C'est dans cette époque incertaine, où les blancs jettent "comme des ombres sur la terre", que grandit Chien de l'Homme Blanc dans la tribu Pikuni des Mangeurs Solitaires. Comme une triste prémonition, le livre s'ouvre sur un changement de saison appuyé par le constraste du blanchiment des feuilles sous le ciel noir et l'inquiétude du jeune homme. Chien de l'Homme Blanc ne possède encore rien de ce qui caractérise la richesse chez les Pikunis : ni chevaux ni femmes.
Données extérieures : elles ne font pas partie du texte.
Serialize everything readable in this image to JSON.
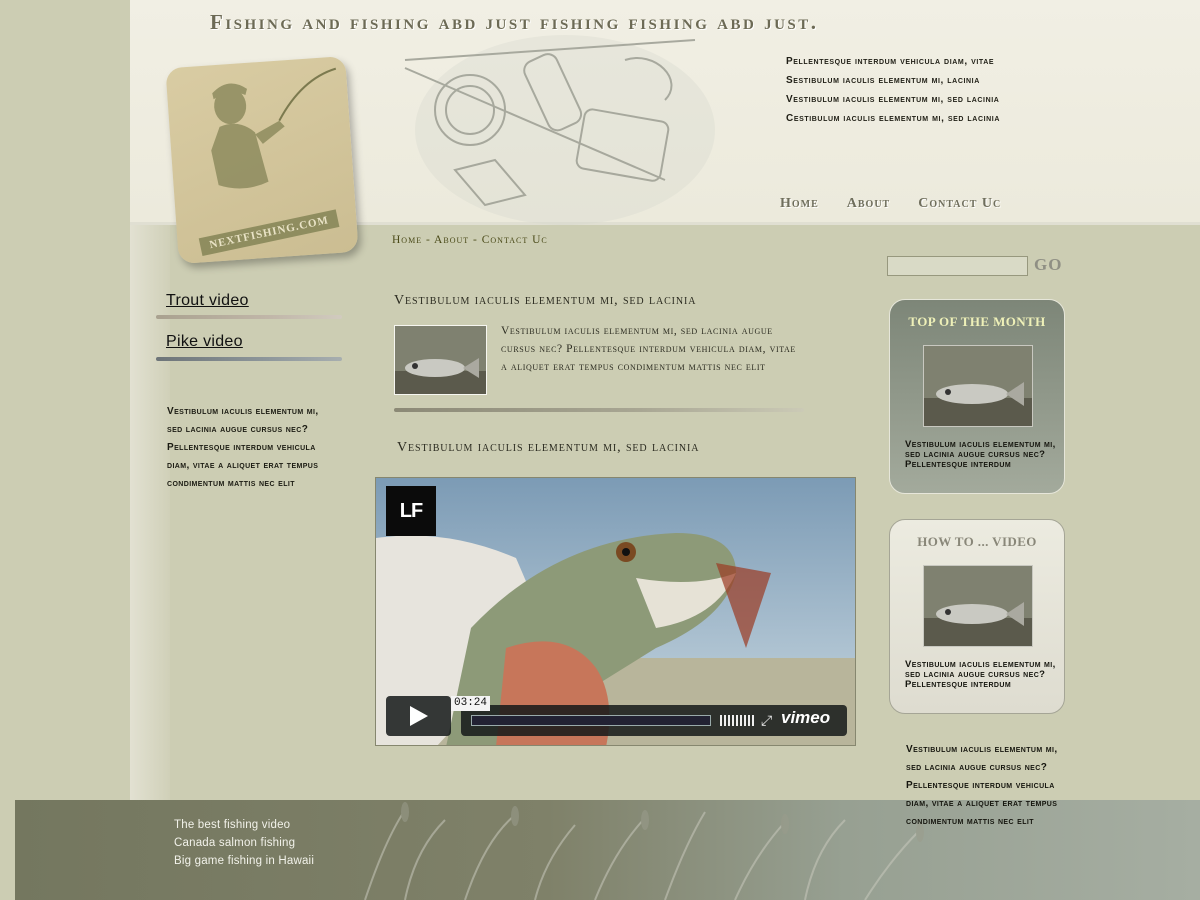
{
  "site_title": "Fishing and fishing abd just fishing fishing abd just.",
  "logo": {
    "text": "NEXTFISHING.COM"
  },
  "header_notes": [
    "Pellentesque interdum vehicula diam, vitae",
    "Sestibulum iaculis elementum mi, lacinia",
    "Vestibulum iaculis elementum mi, sed lacinia",
    "Cestibulum iaculis elementum mi, sed lacinia"
  ],
  "top_nav": [
    "Home",
    "About",
    "Contact Uc"
  ],
  "breadcrumb": {
    "home": "Home",
    "sep": " - ",
    "about": "About",
    "contact": "Contact Uc"
  },
  "sidebar": {
    "links": [
      "Trout video",
      "Pike video"
    ],
    "text": "Vestibulum iaculis elementum mi, sed lacinia augue cursus nec? Pellentesque interdum vehicula diam, vitae a aliquet erat tempus condimentum mattis nec elit"
  },
  "article": {
    "heading": "Vestibulum iaculis elementum mi, sed lacinia",
    "body": "Vestibulum iaculis elementum mi, sed lacinia augue cursus nec? Pellentesque interdum vehicula diam, vitae a aliquet erat tempus condimentum mattis nec elit",
    "video_heading": "Vestibulum iaculis elementum mi, sed lacinia"
  },
  "video": {
    "badge": "LF",
    "timecode": "03:24",
    "brand": "vimeo"
  },
  "search": {
    "placeholder": "",
    "button": "GO"
  },
  "widgets": [
    {
      "title": "TOP OF THE MONTH",
      "text": "Vestibulum iaculis elementum mi, sed lacinia augue cursus nec? Pellentesque interdum"
    },
    {
      "title": "HOW TO ... VIDEO",
      "text": "Vestibulum iaculis elementum mi, sed lacinia augue cursus nec? Pellentesque interdum"
    }
  ],
  "right_text": "Vestibulum iaculis elementum mi, sed lacinia augue cursus nec? Pellentesque interdum vehicula diam, vitae a aliquet erat tempus condimentum mattis nec elit",
  "footer_links": [
    "The best fishing video",
    "Canada salmon fishing",
    "Big game fishing in Hawaii"
  ],
  "colors": {
    "page_bg": "#cccdb3",
    "header_bg": "#f1efe4",
    "accent_olive": "#4a4a18",
    "footer_bg": "#7f8169"
  },
  "icons": [
    "fisherman-logo-icon",
    "fishing-gear-sketch-icon",
    "play-icon",
    "volume-icon",
    "fullscreen-icon",
    "grass-icon"
  ]
}
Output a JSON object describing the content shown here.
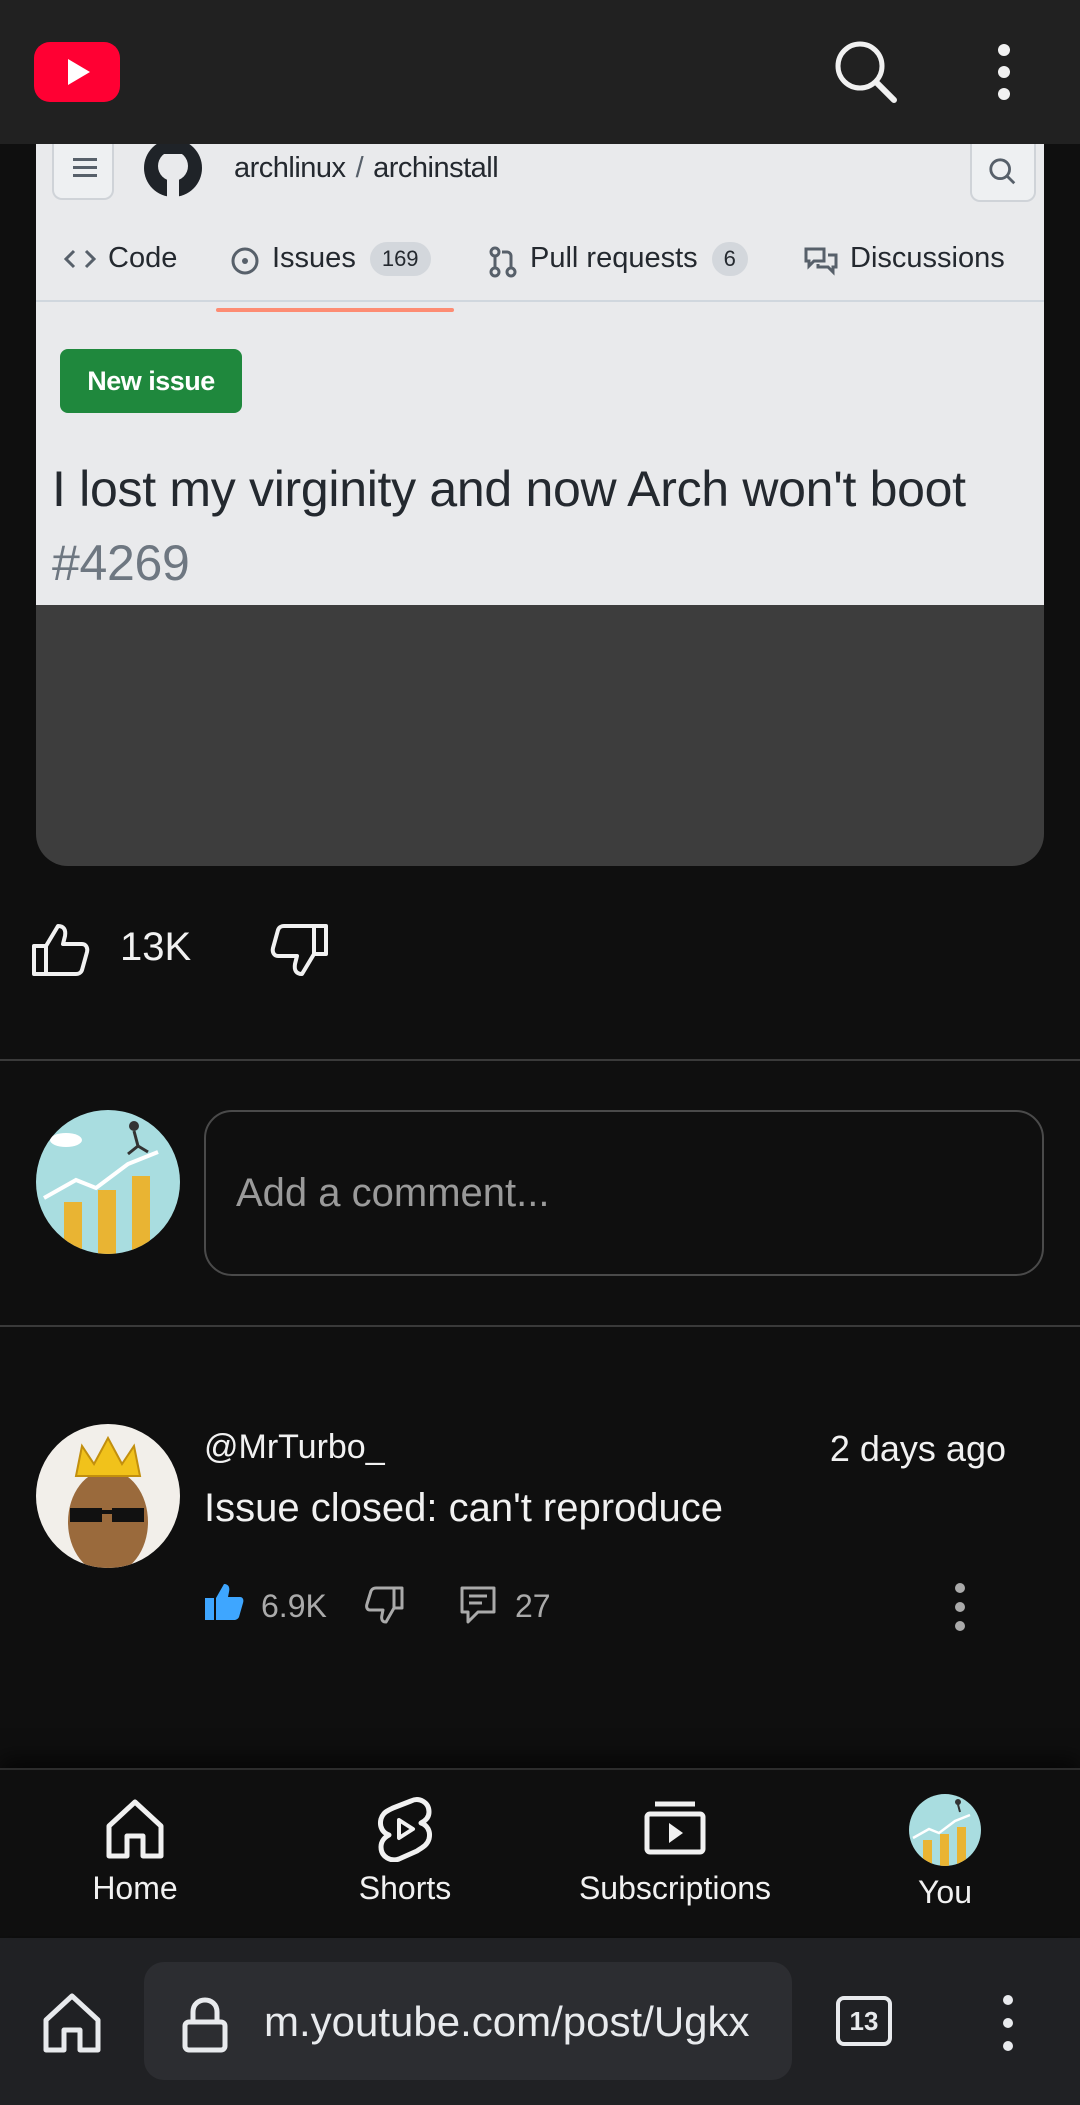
{
  "app_bar": {
    "logo_icon": "youtube-logo-icon",
    "search_icon": "search-icon",
    "more_icon": "more-vert-icon"
  },
  "post_image": {
    "repo_owner": "archlinux",
    "repo_separator": "/",
    "repo_name": "archinstall",
    "tabs": [
      {
        "label": "Code",
        "icon": "code-icon"
      },
      {
        "label": "Issues",
        "count": "169",
        "icon": "issue-icon"
      },
      {
        "label": "Pull requests",
        "count": "6",
        "icon": "pull-request-icon"
      },
      {
        "label": "Discussions",
        "icon": "discussions-icon"
      }
    ],
    "new_issue_label": "New issue",
    "issue_title": "I lost my virginity and now Arch won't boot",
    "issue_number": "#4269"
  },
  "reactions": {
    "like_count": "13K"
  },
  "add_comment": {
    "placeholder": "Add a comment..."
  },
  "comments": [
    {
      "author": "@MrTurbo_",
      "time": "2 days ago",
      "text": "Issue closed: can't reproduce",
      "like_count": "6.9K",
      "reply_count": "27",
      "liked": true
    }
  ],
  "bottom_nav": {
    "items": [
      {
        "label": "Home",
        "icon": "home-icon"
      },
      {
        "label": "Shorts",
        "icon": "shorts-icon"
      },
      {
        "label": "Subscriptions",
        "icon": "subscriptions-icon"
      },
      {
        "label": "You",
        "icon": "avatar"
      }
    ]
  },
  "browser": {
    "url": "m.youtube.com/post/Ugkx",
    "tab_count": "13"
  },
  "colors": {
    "youtube_red": "#ff0033",
    "github_green": "#1f883d",
    "like_active_blue": "#3ea6ff",
    "issue_tab_underline": "#fd8c73"
  }
}
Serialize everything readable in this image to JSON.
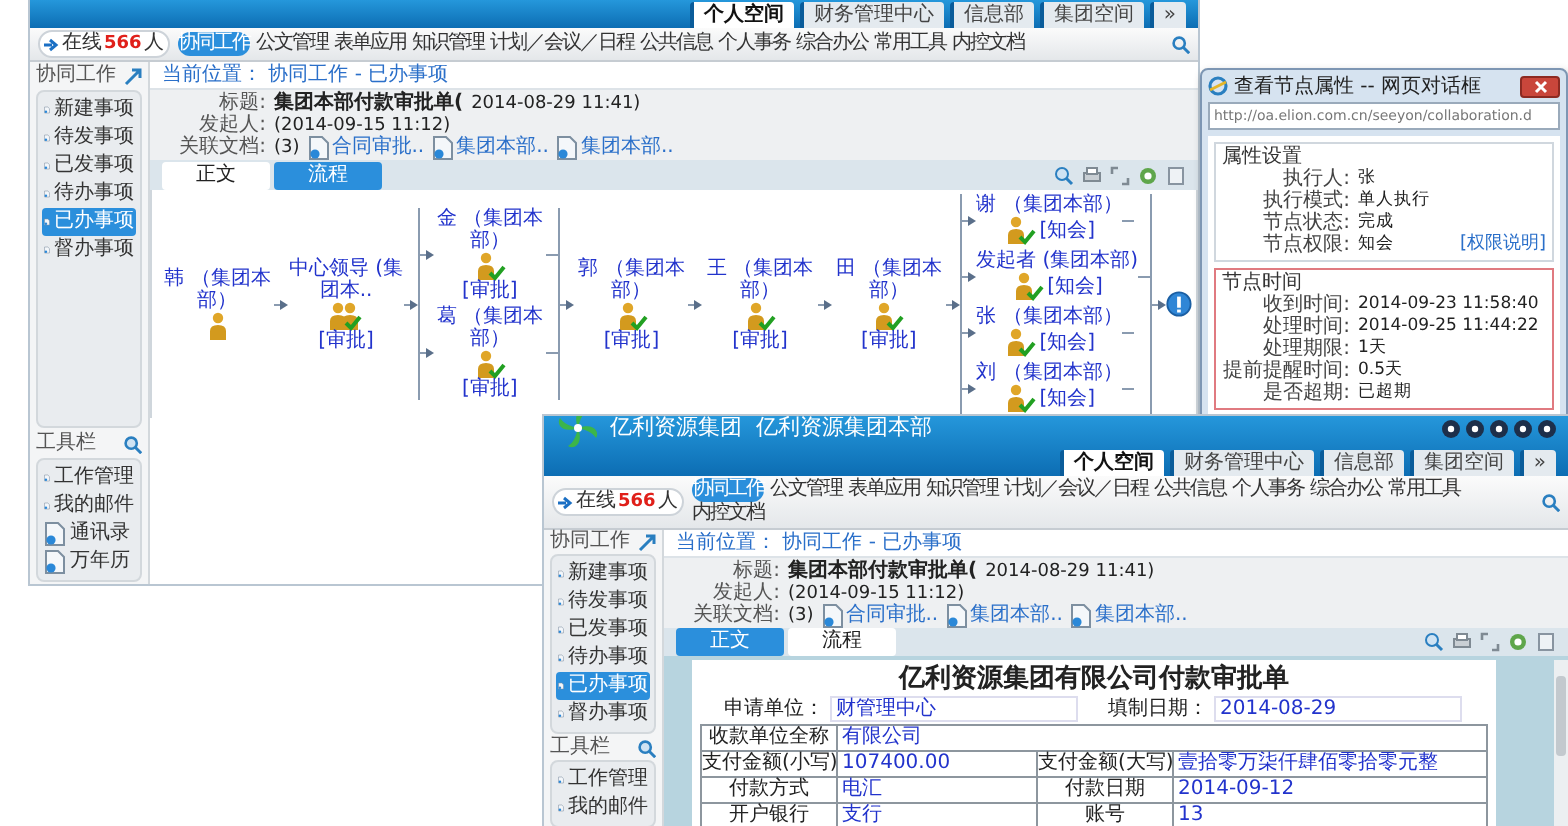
{
  "windows": [
    {
      "header_tabs": [
        {
          "label": "个人空间",
          "selected": true
        },
        {
          "label": "财务管理中心",
          "selected": false
        },
        {
          "label": "信息部",
          "selected": false
        },
        {
          "label": "集团空间",
          "selected": false
        },
        {
          "label": "»",
          "selected": false
        }
      ],
      "online": {
        "label": "在线",
        "count": "566",
        "unit": "人"
      },
      "nav": [
        {
          "label": "协同工作",
          "selected": true
        },
        {
          "label": "公文管理",
          "selected": false
        },
        {
          "label": "表单应用",
          "selected": false
        },
        {
          "label": "知识管理",
          "selected": false
        },
        {
          "label": "计划／会议／日程",
          "selected": false
        },
        {
          "label": "公共信息",
          "selected": false
        },
        {
          "label": "个人事务",
          "selected": false
        },
        {
          "label": "综合办公",
          "selected": false
        },
        {
          "label": "常用工具",
          "selected": false
        },
        {
          "label": "内控文档",
          "selected": false
        }
      ],
      "sidebar": {
        "title": "协同工作",
        "items": [
          {
            "label": "新建事项",
            "selected": false
          },
          {
            "label": "待发事项",
            "selected": false
          },
          {
            "label": "已发事项",
            "selected": false
          },
          {
            "label": "待办事项",
            "selected": false
          },
          {
            "label": "已办事项",
            "selected": true
          },
          {
            "label": "督办事项",
            "selected": false
          }
        ]
      },
      "toolbar": {
        "title": "工具栏",
        "items": [
          "工作管理",
          "我的邮件",
          "通讯录",
          "万年历"
        ]
      },
      "breadcrumb": "当前位置： 协同工作 - 已办事项",
      "fields": [
        {
          "kind": "text",
          "label": "标题:",
          "value": "集团本部付款审批单(",
          "note": "2014-08-29 11:41)"
        },
        {
          "kind": "text",
          "label": "发起人:",
          "note": "(2014-09-15 11:12)"
        },
        {
          "kind": "links",
          "label": "关联文档:",
          "count": "(3)",
          "links": [
            "合同审批..",
            "集团本部..",
            "集团本部.."
          ]
        }
      ],
      "content_tabs": [
        {
          "label": "正文",
          "selected": false
        },
        {
          "label": "流程",
          "selected": true
        }
      ],
      "content": {
        "kind": "flow",
        "steps": [
          {
            "kind": "node",
            "node": {
              "name": "韩",
              "dept": "（集团本部）",
              "done": false,
              "group": false
            }
          },
          {
            "kind": "node",
            "node": {
              "name": "中心领导",
              "dept": "(集团本..",
              "role": "[审批]",
              "done": true,
              "group": true
            }
          },
          {
            "kind": "parallel",
            "nodes": [
              {
                "name": "金",
                "dept": "（集团本部）",
                "role": "[审批]",
                "done": true,
                "group": false
              },
              {
                "name": "葛",
                "dept": "（集团本部）",
                "role": "[审批]",
                "done": true,
                "group": false
              }
            ]
          },
          {
            "kind": "node",
            "node": {
              "name": "郭",
              "dept": "（集团本部）",
              "role": "[审批]",
              "done": true,
              "group": false
            }
          },
          {
            "kind": "node",
            "node": {
              "name": "王",
              "dept": "（集团本部）",
              "role": "[审批]",
              "done": true,
              "group": false
            }
          },
          {
            "kind": "node",
            "node": {
              "name": "田",
              "dept": "（集团本部）",
              "role": "[审批]",
              "done": true,
              "group": false
            }
          },
          {
            "kind": "parallel",
            "nodes": [
              {
                "name": "谢",
                "dept": "（集团本部）",
                "role": "[知会]",
                "done": true,
                "group": false
              },
              {
                "name": "发起者",
                "dept": "(集团本部)",
                "role": "[知会]",
                "done": true,
                "group": false
              },
              {
                "name": "张",
                "dept": "（集团本部）",
                "role": "[知会]",
                "done": true,
                "group": false
              },
              {
                "name": "刘",
                "dept": "（集团本部）",
                "role": "[知会]",
                "done": true,
                "group": false
              }
            ]
          },
          {
            "kind": "end"
          }
        ]
      }
    },
    {
      "title": "亿利资源集团  亿利资源集团本部",
      "header_tabs": [
        {
          "label": "个人空间",
          "selected": true
        },
        {
          "label": "财务管理中心",
          "selected": false
        },
        {
          "label": "信息部",
          "selected": false
        },
        {
          "label": "集团空间",
          "selected": false
        },
        {
          "label": "»",
          "selected": false
        }
      ],
      "online": {
        "label": "在线",
        "count": "566",
        "unit": "人"
      },
      "nav": [
        {
          "label": "协同工作",
          "selected": true
        },
        {
          "label": "公文管理",
          "selected": false
        },
        {
          "label": "表单应用",
          "selected": false
        },
        {
          "label": "知识管理",
          "selected": false
        },
        {
          "label": "计划／会议／日程",
          "selected": false
        },
        {
          "label": "公共信息",
          "selected": false
        },
        {
          "label": "个人事务",
          "selected": false
        },
        {
          "label": "综合办公",
          "selected": false
        },
        {
          "label": "常用工具",
          "selected": false
        },
        {
          "label": "内控文档",
          "selected": false
        }
      ],
      "sidebar": {
        "title": "协同工作",
        "items": [
          {
            "label": "新建事项",
            "selected": false
          },
          {
            "label": "待发事项",
            "selected": false
          },
          {
            "label": "已发事项",
            "selected": false
          },
          {
            "label": "待办事项",
            "selected": false
          },
          {
            "label": "已办事项",
            "selected": true
          },
          {
            "label": "督办事项",
            "selected": false
          }
        ]
      },
      "toolbar": {
        "title": "工具栏",
        "items": [
          "工作管理",
          "我的邮件"
        ]
      },
      "breadcrumb": "当前位置： 协同工作 - 已办事项",
      "fields": [
        {
          "kind": "text",
          "label": "标题:",
          "value": "集团本部付款审批单(",
          "note": "2014-08-29 11:41)"
        },
        {
          "kind": "text",
          "label": "发起人:",
          "note": "(2014-09-15 11:12)"
        },
        {
          "kind": "links",
          "label": "关联文档:",
          "count": "(3)",
          "links": [
            "合同审批..",
            "集团本部..",
            "集团本部.."
          ]
        }
      ],
      "content_tabs": [
        {
          "label": "正文",
          "selected": true
        },
        {
          "label": "流程",
          "selected": false
        }
      ],
      "content": {
        "kind": "document",
        "title": "亿利资源集团有限公司付款审批单",
        "header": [
          {
            "label": "申请单位：",
            "value": "财管理中心"
          },
          {
            "label": "填制日期：",
            "value": "2014-08-29"
          }
        ],
        "rows": [
          [
            {
              "label": "收款单位全称",
              "value": "有限公司"
            }
          ],
          [
            {
              "label": "支付金额(小写)",
              "value": "107400.00"
            },
            {
              "label": "支付金额(大写)",
              "value": "壹拾零万柒仟肆佰零拾零元整"
            }
          ],
          [
            {
              "label": "付款方式",
              "value": "电汇"
            },
            {
              "label": "付款日期",
              "value": "2014-09-12"
            }
          ],
          [
            {
              "label": "开户银行",
              "value": "支行"
            },
            {
              "label": "账号",
              "value": "13"
            }
          ]
        ]
      }
    }
  ],
  "dialog": {
    "title": "查看节点属性 -- 网页对话框",
    "address": "http://oa.elion.com.cn/seeyon/collaboration.d",
    "sections": [
      {
        "title": "属性设置",
        "highlighted": false,
        "rows": [
          {
            "label": "执行人:",
            "value": "张"
          },
          {
            "label": "执行模式:",
            "value": "单人执行"
          },
          {
            "label": "节点状态:",
            "value": "完成"
          },
          {
            "label": "节点权限:",
            "value": "知会",
            "link": "[权限说明]"
          }
        ]
      },
      {
        "title": "节点时间",
        "highlighted": true,
        "rows": [
          {
            "label": "收到时间:",
            "value": "2014-09-23 11:58:40"
          },
          {
            "label": "处理时间:",
            "value": "2014-09-25 11:44:22"
          },
          {
            "label": "处理期限:",
            "value": "1天"
          },
          {
            "label": "提前提醒时间:",
            "value": "0.5天"
          },
          {
            "label": "是否超期:",
            "value": "已超期"
          }
        ]
      }
    ]
  }
}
Il gagnera cependant le respect de son peuple en s'illustrant avec courage lors de deux raids contre les Crows et sera baptisé Trompe-le-Corbeau pour avoir vaincu le redouté chef Bouclier Taureau.
Mais tandis que le destin de Trompe-le-Corbeau s'épanouit au sein de son peuple et que de nombreuses visions lui offrent d'envisager, non sans tristesse, un avenir difficile, son ancien ami Cheval Rapide s'éloigne quant à lui d'une position qu'il juge trop faible à l'égard des envahisseurs. En effet, les chefsPikunis n'ont pas d'autres choix que de signer les traités et tenter de vivre en paix avec les blancs. Même si le grignotage de leurs terres les révulse, ils savent qu'ils ne sont pas de taille à lutter et ne peuvent qu'espérer éviter un massacre. Cheval Rapide et le groupe d'Enfant Hibou auquel il se rallie n'accepte pas cette défaite par avance et mène des expéditions punitives envers les blancs, quels qu'ils soient et où qu'ils soient. Ils sont violents et sans pitié. Ils ne respectent plus aucune valeur, pas même celles de leur peuple. Finalement, l'avancée des blancs ne morcelle pas que la terre : elle morcelle aussi le peuple.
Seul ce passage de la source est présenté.